When Americans think of rock 'n' roll, most tend to associate the origins of the music genre with the "King of Rock and Roll" Elvis Presley. However, the beginnings of rock 'n' roll must also be attributed to the influence of black culture and music.
"The blues had an illegitimate baby and we named it rock 'n' roll," Little Richard, one of the originators of rock 'n' roll as we know it, once said, according to RealClearHistory. Having started as rhythm and blues music in the 1940s before gaining a foothold and evolving in the '50s, no one person can lay claim to inventing the rock 'n' roll phenomenon. The "we" Little Richard is alluding to refers to black rock 'n' roll pioneers such as Little Richard himself, a young Ike Turner, Bo Diddley, Sister Rosetta Tharpe and Chuck Berry.
Rock 'n' roll was influenced by a Deep South black music genre called the blues. "It [rock 'n' roll] started out as rhythm and blues," Little Richard told Time in 2001. "There wasn't nobody playing it at the time but black people — myself, Fats Domino, Chuck Berry.

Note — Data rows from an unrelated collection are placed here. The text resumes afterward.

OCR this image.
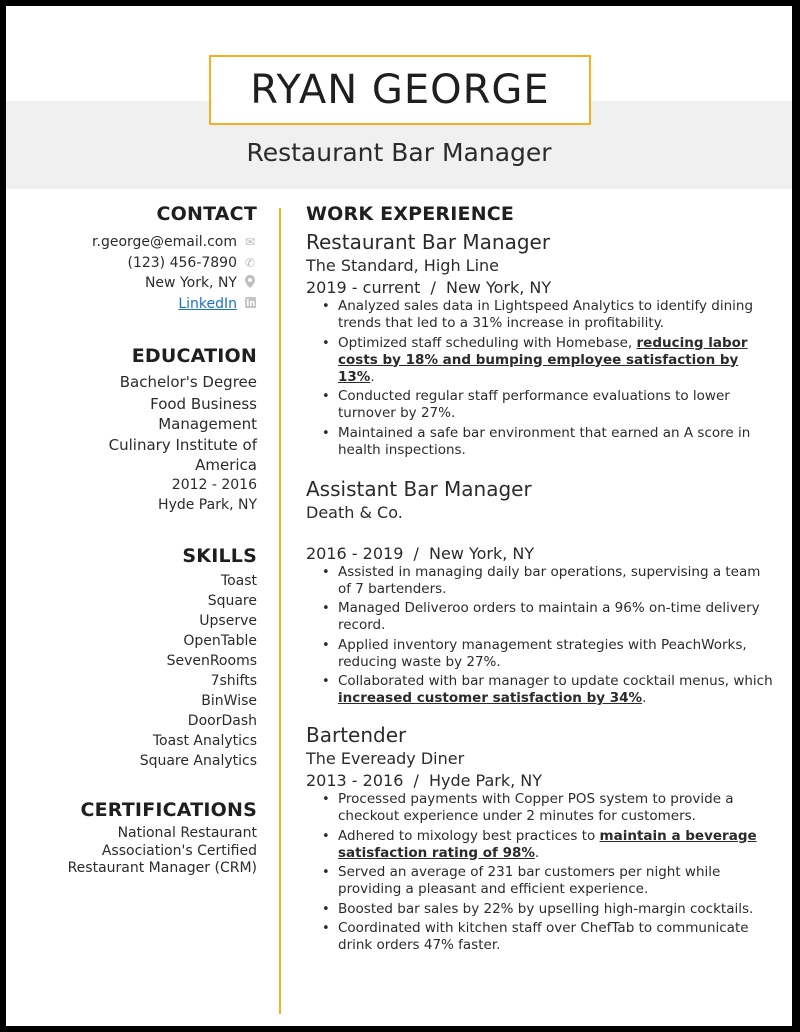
RYAN GEORGE
Restaurant Bar Manager
CONTACT
r.george@email.com ✉
(123) 456-7890 ✆
New York, NY
LinkedIn
EDUCATION
Bachelor's Degree
Food Business
Management
Culinary Institute of
America
2012 - 2016
Hyde Park, NY
SKILLS
Toast
Square
Upserve
OpenTable
SevenRooms
7shifts
BinWise
DoorDash
Toast Analytics
Square Analytics
CERTIFICATIONS
National Restaurant
Association's Certified
Restaurant Manager (CRM)
WORK EXPERIENCE
Restaurant Bar Manager
The Standard, High Line
2019 - current / New York, NY
• Analyzed sales data in Lightspeed Analytics to identify dining trends that led to a 31% increase in profitability.
• Optimized staff scheduling with Homebase, reducing labor costs by 18% and bumping employee satisfaction by 13%.
• Conducted regular staff performance evaluations to lower turnover by 27%.
• Maintained a safe bar environment that earned an A score in health inspections.
Assistant Bar Manager
Death & Co.
2016 - 2019 / New York, NY
• Assisted in managing daily bar operations, supervising a team of 7 bartenders.
• Managed Deliveroo orders to maintain a 96% on-time delivery record.
• Applied inventory management strategies with PeachWorks, reducing waste by 27%.
• Collaborated with bar manager to update cocktail menus, which increased customer satisfaction by 34%.
Bartender
The Eveready Diner
2013 - 2016 / Hyde Park, NY
• Processed payments with Copper POS system to provide a checkout experience under 2 minutes for customers.
• Adhered to mixology best practices to maintain a beverage satisfaction rating of 98%.
• Served an average of 231 bar customers per night while providing a pleasant and efficient experience.
• Boosted bar sales by 22% by upselling high-margin cocktails.
• Coordinated with kitchen staff over ChefTab to communicate drink orders 47% faster.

White kids started paying more attention to this music, white girls were going over to this music, they needed somebody to come in there — like Elvis."

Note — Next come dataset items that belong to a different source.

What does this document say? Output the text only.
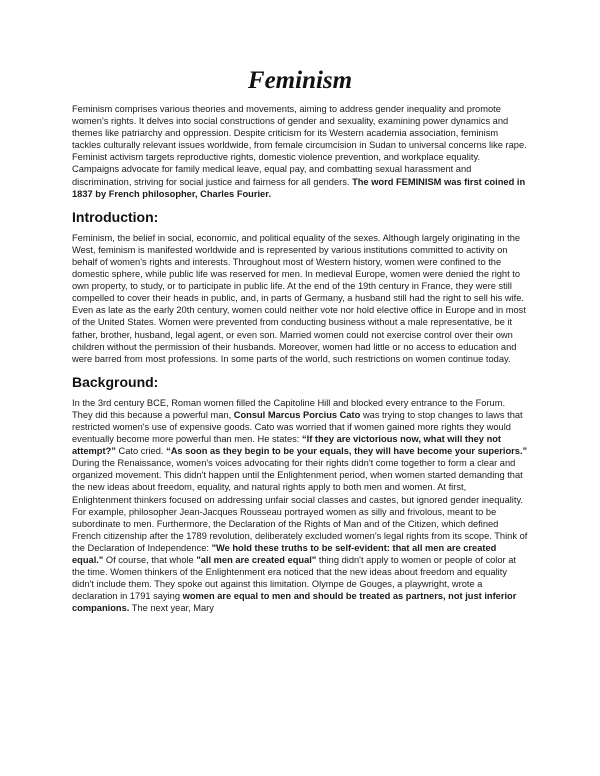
Feminism

Feminism comprises various theories and movements, aiming to address gender inequality and promote women's rights. It delves into social constructions of gender and sexuality, examining power dynamics and themes like patriarchy and oppression. Despite criticism for its Western academia association, feminism tackles culturally relevant issues worldwide, from female circumcision in Sudan to universal concerns like rape. Feminist activism targets reproductive rights, domestic violence prevention, and workplace equality. Campaigns advocate for family medical leave, equal pay, and combatting sexual harassment and discrimination, striving for social justice and fairness for all genders. The word FEMINISM was first coined in 1837 by French philosopher, Charles Fourier.

Introduction:

Feminism, the belief in social, economic, and political equality of the sexes. Although largely originating in the West, feminism is manifested worldwide and is represented by various institutions committed to activity on behalf of women's rights and interests. Throughout most of Western history, women were confined to the domestic sphere, while public life was reserved for men. In medieval Europe, women were denied the right to own property, to study, or to participate in public life. At the end of the 19th century in France, they were still compelled to cover their heads in public, and, in parts of Germany, a husband still had the right to sell his wife. Even as late as the early 20th century, women could neither vote nor hold elective office in Europe and in most of the United States. Women were prevented from conducting business without a male representative, be it father, brother, husband, legal agent, or even son. Married women could not exercise control over their own children without the permission of their husbands. Moreover, women had little or no access to education and were barred from most professions. In some parts of the world, such restrictions on women continue today.

Background:

In the 3rd century BCE, Roman women filled the Capitoline Hill and blocked every entrance to the Forum. They did this because a powerful man, Consul Marcus Porcius Cato was trying to stop changes to laws that restricted women's use of expensive goods. Cato was worried that if women gained more rights they would eventually become more powerful than men. He states: “If they are victorious now, what will they not attempt?” Cato cried. “As soon as they begin to be your equals, they will have become your superiors.”

During the Renaissance, women's voices advocating for their rights didn't come together to form a clear and organized movement. This didn't happen until the Enlightenment period, when women started demanding that the new ideas about freedom, equality, and natural rights apply to both men and women. At first, Enlightenment thinkers focused on addressing unfair social classes and castes, but ignored gender inequality. For example, philosopher Jean-Jacques Rousseau portrayed women as silly and frivolous, meant to be subordinate to men. Furthermore, the Declaration of the Rights of Man and of the Citizen, which defined French citizenship after the 1789 revolution, deliberately excluded women's legal rights from its scope. Think of the Declaration of Independence: "We hold these truths to be self-evident: that all men are created equal." Of course, that whole "all men are created equal" thing didn't apply to women or people of color at the time. Women thinkers of the Enlightenment era noticed that the new ideas about freedom and equality didn't include them. They spoke out against this limitation. Olympe de Gouges, a playwright, wrote a declaration in 1791 saying women are equal to men and should be treated as partners, not just inferior companions. The next year, Mary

While many names can be attributed to shapingof the genre, only one person can lay claim to the creation of that classic rock 'n' roll sound: Sister Rosetta Tharpe, a self-taught guitarist who successfully crossed over from gospel music to rock 'n' roll. "If you look back at the most influential musicians of the 20th century, she's probably in the top 10," Bob Merz, a Pennsylvania-based writer and publisher who once organized a benefit concert to pay for a memorial for Tharpe, told NPR.
Brittany Howard of Alabama Shakes, the rock band that won multiple awards at the 58th Grammys, paid tribute to her predecessor with an outfit that reminded many of the late Tharpe.

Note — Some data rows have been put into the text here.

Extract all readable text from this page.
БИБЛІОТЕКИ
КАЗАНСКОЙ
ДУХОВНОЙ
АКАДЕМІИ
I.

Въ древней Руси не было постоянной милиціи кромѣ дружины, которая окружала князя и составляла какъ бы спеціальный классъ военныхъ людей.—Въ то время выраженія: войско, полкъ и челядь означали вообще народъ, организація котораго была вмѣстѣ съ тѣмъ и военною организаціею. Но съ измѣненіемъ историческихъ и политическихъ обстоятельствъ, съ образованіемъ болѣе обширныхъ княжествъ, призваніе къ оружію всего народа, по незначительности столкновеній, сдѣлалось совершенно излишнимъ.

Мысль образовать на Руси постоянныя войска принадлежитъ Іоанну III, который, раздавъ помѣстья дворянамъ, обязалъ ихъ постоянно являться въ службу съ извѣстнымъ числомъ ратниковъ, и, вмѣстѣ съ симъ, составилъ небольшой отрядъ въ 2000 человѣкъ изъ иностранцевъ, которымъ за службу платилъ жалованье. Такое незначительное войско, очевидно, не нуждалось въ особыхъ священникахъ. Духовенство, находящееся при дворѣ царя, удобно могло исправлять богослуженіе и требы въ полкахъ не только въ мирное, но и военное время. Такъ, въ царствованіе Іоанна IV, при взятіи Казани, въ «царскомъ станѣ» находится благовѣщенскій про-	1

Got a Sister Rosetta Tharpe vibe from @Alabama_Shakes #GRAMMYs performance. pic.twitter.com/fXoEecMURphttps://pbs.twimg.com/media/CbTs2EyW4AAg_MR.jpg:large
"She had a major impact on artists like Elvis Presley," Gayle Wald — professor of English at George Washington University and author of Shout, Sister, Shout!: The Untold Story of Rock-and-Roll Trailblazer Sister Rosetta Tharpe — told a film crew, according to Fusion. "When you see Elvis Presley singing songs early in his career, I think you [should] imagine, he is channeling Rosetta Tharpe. It's not an image that I think we're used to thinking of in rock and roll history. We don't think about the black woman behind the young white man."
Another originator of rock 'n' roll, Rock and Roll Hall of Fame inductee Lloyd Price, has said that Elvis is not responsible for the creation of the genre. "I knew Elvis," he told the New York Sun in 2004."This is media history, not real history. Rolling Stone started in 1967. So how can they say who started rock and roll in 1954? The fact is that Fats Domino sold more records than Elvis between 1953 and 1956. I loved Elvis, but it's a lie to say he invented anything."
But that doesn't mean Elvis meant to steal the spotlight from black rock musicians. "Presley by all accounts was quick to acknowledge his debt to African-American performers," Noah Berlatsky wrote for the Atlantic. "And scholars have even argued that, by playing multi-racial music for multi-racial audiences, he helped to point the path away from segregation."
Early black rock 'n' roll artists were influenced by other forms of music, such as country music, which led to many different subsets and spinoffs of the genre. While there is no exact birth date for the creation of rock 'n' roll, it is impossible to ignore the influence of black Americans during the genre's infancy.